Mortgage lenders are continuing to cut the cost of fixed rate deals for borrowers. Barclays this week became the latest lender to slash its rates, some of which are down by 0.5% points, following months of Bank of England base rate cuts.

However, the best rates are typically only available to those with at least a 40% desposit (or 40% equity in their property). Anyone with less than 25% will struggle to get a mortgage at all.

The lower-rate deals are generally on short-term fixed rates. Barclays’ two-year fix for someone with a 40% deposit stands at 3.89%, with a £995 fee. HSBC is offering 2.89%, but with a £1,499 fee, if you’ve a 40% deposit.

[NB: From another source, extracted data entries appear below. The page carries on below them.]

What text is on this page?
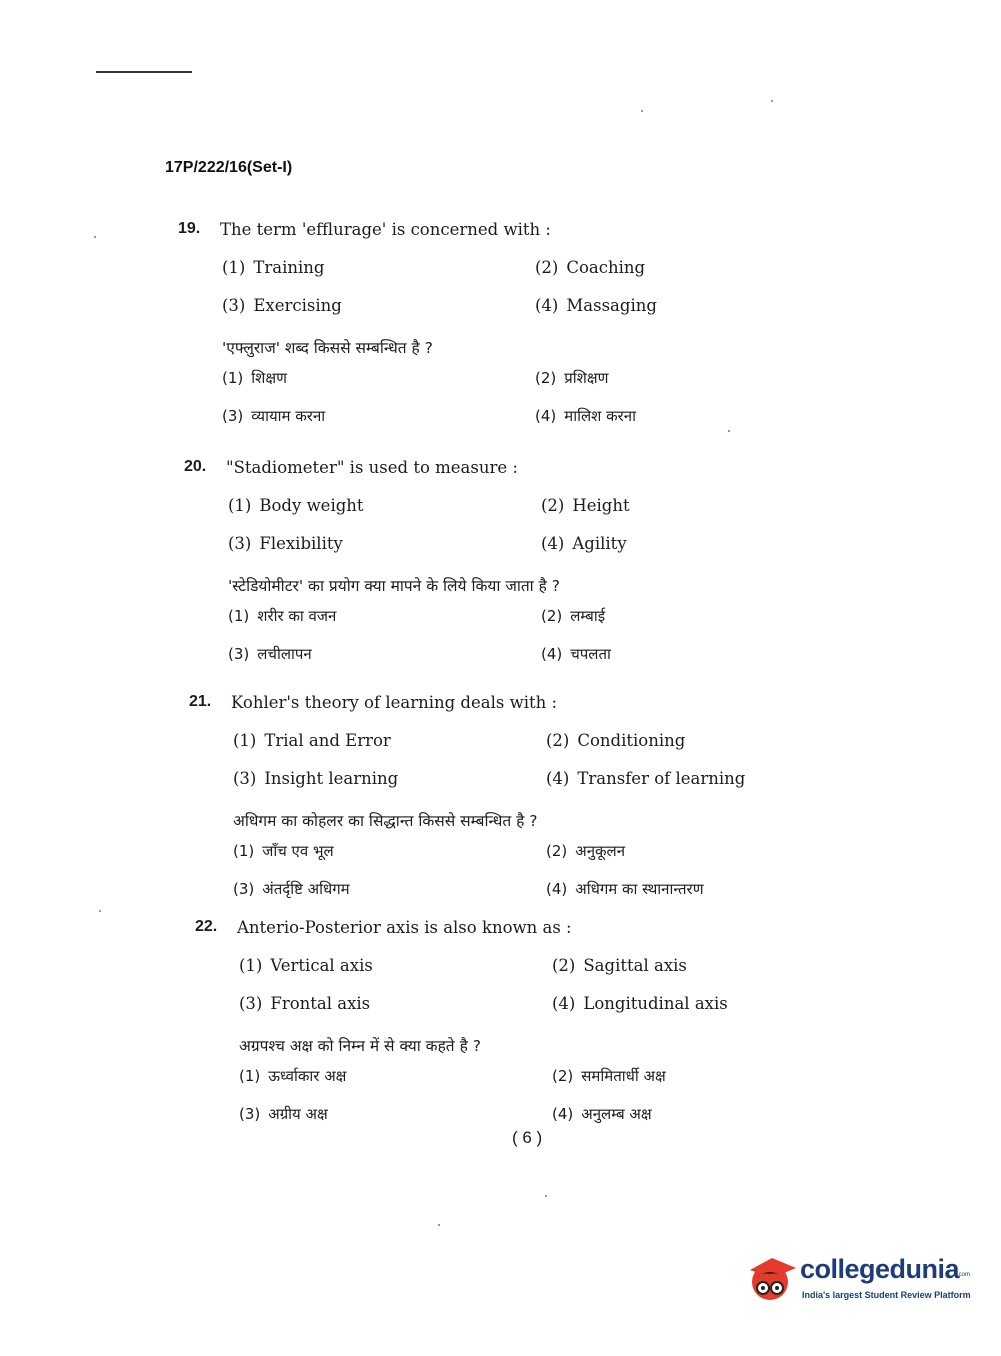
17P/222/16(Set-I)
19. The term 'efflurage' is concerned with :
(1) Training	(2) Coaching
(3) Exercising	(4) Massaging
'एफ्लुराज' शब्द किससे सम्बन्धित है ?
(1) शिक्षण	(2) प्रशिक्षण
(3) व्यायाम करना	(4) मालिश करना
20. "Stadiometer" is used to measure :
(1) Body weight	(2) Height
(3) Flexibility	(4) Agility
'स्टेडियोमीटर' का प्रयोग क्या मापने के लिये किया जाता है ?
(1) शरीर का वजन	(2) लम्बाई
(3) लचीलापन	(4) चपलता
21. Kohler's theory of learning deals with :
(1) Trial and Error	(2) Conditioning
(3) Insight learning	(4) Transfer of learning
अधिगम का कोहलर का सिद्धान्त किससे सम्बन्धित है ?
(1) जाँच एव भूल	(2) अनुकूलन
(3) अंतर्दृष्टि अधिगम	(4) अधिगम का स्थानान्तरण
22. Anterio-Posterior axis is also known as :
(1) Vertical axis	(2) Sagittal axis
(3) Frontal axis	(4) Longitudinal axis
अग्रपश्च अक्ष को निम्न में से क्या कहते है ?
(1) ऊर्ध्वाकार अक्ष	(2) सममितार्धी अक्ष
(3) अग्रीय अक्ष	(4) अनुलम्ब अक्ष
( 6 )
collegedunia
.com
India's largest Student Review Platform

Generally speaking, the longer you want to fix, the more expensive the rate.

This week also saw the launch of a new 20-year mortgage from Stroud & Swindon Building Society. The Government has been pushing lenders to offer these long-term deals but they have generally proved unpopular because they are often inflexible and tie you in for a long time.

However, fee-free broker London & Country (L&C) points out this offer is different. The rate is fixed at 4.99% for 20 years but, every five years, borrowers will have a one-month window to switch without any early repayment fee. If they miss that window and want to switch, they’ll pay up to 5% of the value of the mortgage to do so.

The mortgage is available to those with a 25% deposit and comes with a £999 fee. It is currently a trial and so is only available via brokers who are part of the Mortgage Intelligence network, which means you’re likely to pay a fee worth 1% of the mortgage value on top.

Richard Morea, from L&C, says: “People should view this as a five-year fixed rate mortgage, as long as they check whether it’s worth switching, if necessary, during the window.”

L&C and fellow broker John Charcol are also warning the price of fixed rate deals could soon rise once more because of the economic turmoil. Morea adds that those who wait to secure a fix, whose property value drops, could find themselves paying more, or not getting a mortgage at all, if falling prices push them out of the 40% and 25% deposit brackets.